Le due persone che di lì a poco usciranno dall’ingresso principale di quel palazzo, saranno un monello che porta una valigia e che accompagna un distinto signore di età un po’ avanzata, dai capelli corti e brizzolati, baffi, cappello e bastone da passeggio …
C’è una macchina rosso scuro dai vetri affumicati ad attendere questo signore.
Il bambino gli apre la portiera posteriore, e gli mette la valigia sul sedile. Lui entra in macchina congedandolo con una lauta mancia.
- Lo avevo già pagato io, Signor Granchester! …
- Beh, è stato bravo!
- Direi molto anche lei!!
- … È il mio mestiere!
Terence si leva i baffi posticci, si stacca la gomma grinzosa dalla faccia, toglie cappello e parrucca e in quel gesto la massa liscia dei suoi capelli castani torna a scendergli sulle spalle in modo leggermente scomposto.
Non riesce a vedere chi gli sta parlando perché i sedili posteriori sono separati da quelli anteriori da una parete metallica con uno sportello scorrevole all’altezza della testa. È una macchina blindata.
A un certo punto l’uomo che gli ha parlato fa scorrere un po’ lo sportello, affinché possano vedersi prima di partire.
- Sono George Johnson, factotum della famiglia Andrew e un tempo tutore del Signor William. Ci siamo già conosciuti sul Mauritania …
- Il Mauritania …
- Allora stavo accompagnando la Signorina Candy a Londra.
Nel sentire quel nome il cuore di Terence accelera i battiti.
- Signor Granchester, le devo chiedere ora, e poi non glielo chiederò più, se è sicuro di quello che ha accettato di fare.
Il ragazzo non ha esitazioni:
- Certo, che sono sicuro!!
- La sua vita sarà in pericolo.
- Ma quella di Candy lo è già!
- Purtroppo sì! Il Signor William e la Signorina Candy sono i bersagli principali, in quanto eredi dell’immenso patrimonio degli Andrew. … anche se la signorina non sa ancora niente.
- Forse sarebbe ora d’informarla …
- Stiamo monitorando tutti i suoi movimenti ed è costantemente seguita da quattro guardie del corpo senza che lo sappia.
- Forse sarebbe ora che lo sapesse …
- Il Signor William non vuole farla preoccupare.
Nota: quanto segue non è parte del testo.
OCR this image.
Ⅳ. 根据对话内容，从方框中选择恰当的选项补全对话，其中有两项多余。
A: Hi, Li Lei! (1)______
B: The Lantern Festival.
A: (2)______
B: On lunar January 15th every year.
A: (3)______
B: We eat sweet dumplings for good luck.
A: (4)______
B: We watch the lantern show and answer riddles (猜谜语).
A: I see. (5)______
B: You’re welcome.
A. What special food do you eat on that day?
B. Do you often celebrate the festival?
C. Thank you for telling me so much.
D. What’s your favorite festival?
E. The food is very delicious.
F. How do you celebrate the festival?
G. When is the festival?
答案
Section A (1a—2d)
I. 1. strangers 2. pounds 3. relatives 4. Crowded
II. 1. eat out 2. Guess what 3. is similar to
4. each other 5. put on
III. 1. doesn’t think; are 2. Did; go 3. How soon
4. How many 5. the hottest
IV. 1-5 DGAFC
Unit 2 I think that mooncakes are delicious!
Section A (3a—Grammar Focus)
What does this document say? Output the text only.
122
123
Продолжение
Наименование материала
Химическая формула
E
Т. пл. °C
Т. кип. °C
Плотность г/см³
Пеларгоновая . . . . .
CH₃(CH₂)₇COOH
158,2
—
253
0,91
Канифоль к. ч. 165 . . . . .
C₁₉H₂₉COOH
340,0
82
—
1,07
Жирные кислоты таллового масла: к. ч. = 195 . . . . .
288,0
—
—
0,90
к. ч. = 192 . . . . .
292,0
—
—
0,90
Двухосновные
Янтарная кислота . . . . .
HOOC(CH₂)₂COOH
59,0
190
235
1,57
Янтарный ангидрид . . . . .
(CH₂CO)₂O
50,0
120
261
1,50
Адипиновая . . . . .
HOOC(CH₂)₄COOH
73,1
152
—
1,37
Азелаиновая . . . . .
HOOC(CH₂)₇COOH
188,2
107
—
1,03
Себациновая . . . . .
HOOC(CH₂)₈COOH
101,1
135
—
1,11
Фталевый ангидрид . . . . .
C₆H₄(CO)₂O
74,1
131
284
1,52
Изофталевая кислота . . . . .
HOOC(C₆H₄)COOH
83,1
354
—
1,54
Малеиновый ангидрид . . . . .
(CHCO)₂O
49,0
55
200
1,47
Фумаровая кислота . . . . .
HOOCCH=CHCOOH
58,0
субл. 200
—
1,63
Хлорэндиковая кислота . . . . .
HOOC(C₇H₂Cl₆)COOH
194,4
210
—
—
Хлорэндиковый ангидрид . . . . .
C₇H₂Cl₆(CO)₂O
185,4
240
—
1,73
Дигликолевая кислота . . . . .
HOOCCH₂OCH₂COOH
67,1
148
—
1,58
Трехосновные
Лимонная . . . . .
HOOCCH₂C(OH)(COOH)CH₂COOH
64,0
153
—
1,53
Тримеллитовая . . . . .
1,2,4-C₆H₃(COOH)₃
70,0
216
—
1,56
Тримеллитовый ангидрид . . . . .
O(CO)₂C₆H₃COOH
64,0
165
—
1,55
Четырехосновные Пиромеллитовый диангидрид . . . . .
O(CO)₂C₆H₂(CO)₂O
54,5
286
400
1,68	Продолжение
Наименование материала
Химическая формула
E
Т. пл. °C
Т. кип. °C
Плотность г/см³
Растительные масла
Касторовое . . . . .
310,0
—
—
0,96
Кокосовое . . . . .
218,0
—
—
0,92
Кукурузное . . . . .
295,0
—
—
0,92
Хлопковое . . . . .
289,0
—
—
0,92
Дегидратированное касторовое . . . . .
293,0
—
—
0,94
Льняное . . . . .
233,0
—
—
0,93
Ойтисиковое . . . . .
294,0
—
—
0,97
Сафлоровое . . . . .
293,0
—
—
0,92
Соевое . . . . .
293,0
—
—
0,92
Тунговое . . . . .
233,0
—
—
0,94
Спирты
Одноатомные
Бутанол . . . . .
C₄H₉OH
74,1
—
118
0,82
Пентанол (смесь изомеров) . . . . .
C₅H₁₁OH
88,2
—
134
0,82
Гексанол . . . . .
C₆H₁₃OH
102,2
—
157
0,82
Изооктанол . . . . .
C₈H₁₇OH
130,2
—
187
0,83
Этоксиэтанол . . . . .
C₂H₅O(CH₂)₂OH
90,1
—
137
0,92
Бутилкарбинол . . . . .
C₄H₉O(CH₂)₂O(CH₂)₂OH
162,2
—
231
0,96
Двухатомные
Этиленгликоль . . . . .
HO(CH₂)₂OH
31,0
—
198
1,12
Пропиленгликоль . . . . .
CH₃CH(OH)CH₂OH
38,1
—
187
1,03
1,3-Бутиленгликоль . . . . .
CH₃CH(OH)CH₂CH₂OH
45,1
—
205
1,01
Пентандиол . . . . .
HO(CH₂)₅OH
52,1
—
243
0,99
Terence non riesce a trattenere una smorfia divertita per tutte le volte che George ha detto con riverenza “il Signor William”… chi se lo sarebbe aspettato che quel vagabondo di Albert che aveva conosciuto in una bettola di Londra, e che lavorava in uno zoo, fosse in realtà una persona tanto importante?!
- E come sta il ‘Signor William’?
- …
In quel momento lo sportello si apre scorrendo un po’ di più, e dapprima s’affaccia un musetto bianco e nero con due occhietti vispi. Subito dopo un viso sorridente contorniato da una lunga zazzera bionda:
- Ciao, Terence!! Io sto bene, grazie!
- Albert, vecchia volpe!, lo sapevo che ti saresti scomodato anche tu per venirmi a prendere!!
- Tu piuttosto, hai bevuto troppo? Vuoi un caffè?
- Figurati, quel poco che ho bevuto lo reggo benissimo. Il resto era tutta scena!
Terence pensa a Susanna. L’ha ingannata. È volato via da quel nido di spine per andare a proteggere il suo vero amore. … Ma non si pente di come ha agito: si pentirebbe invece enormemente se, sapendo che Candy si trovava in pericolo, le succedesse qualcosa senza che lui avesse fatto nulla per correre in suo aiuto.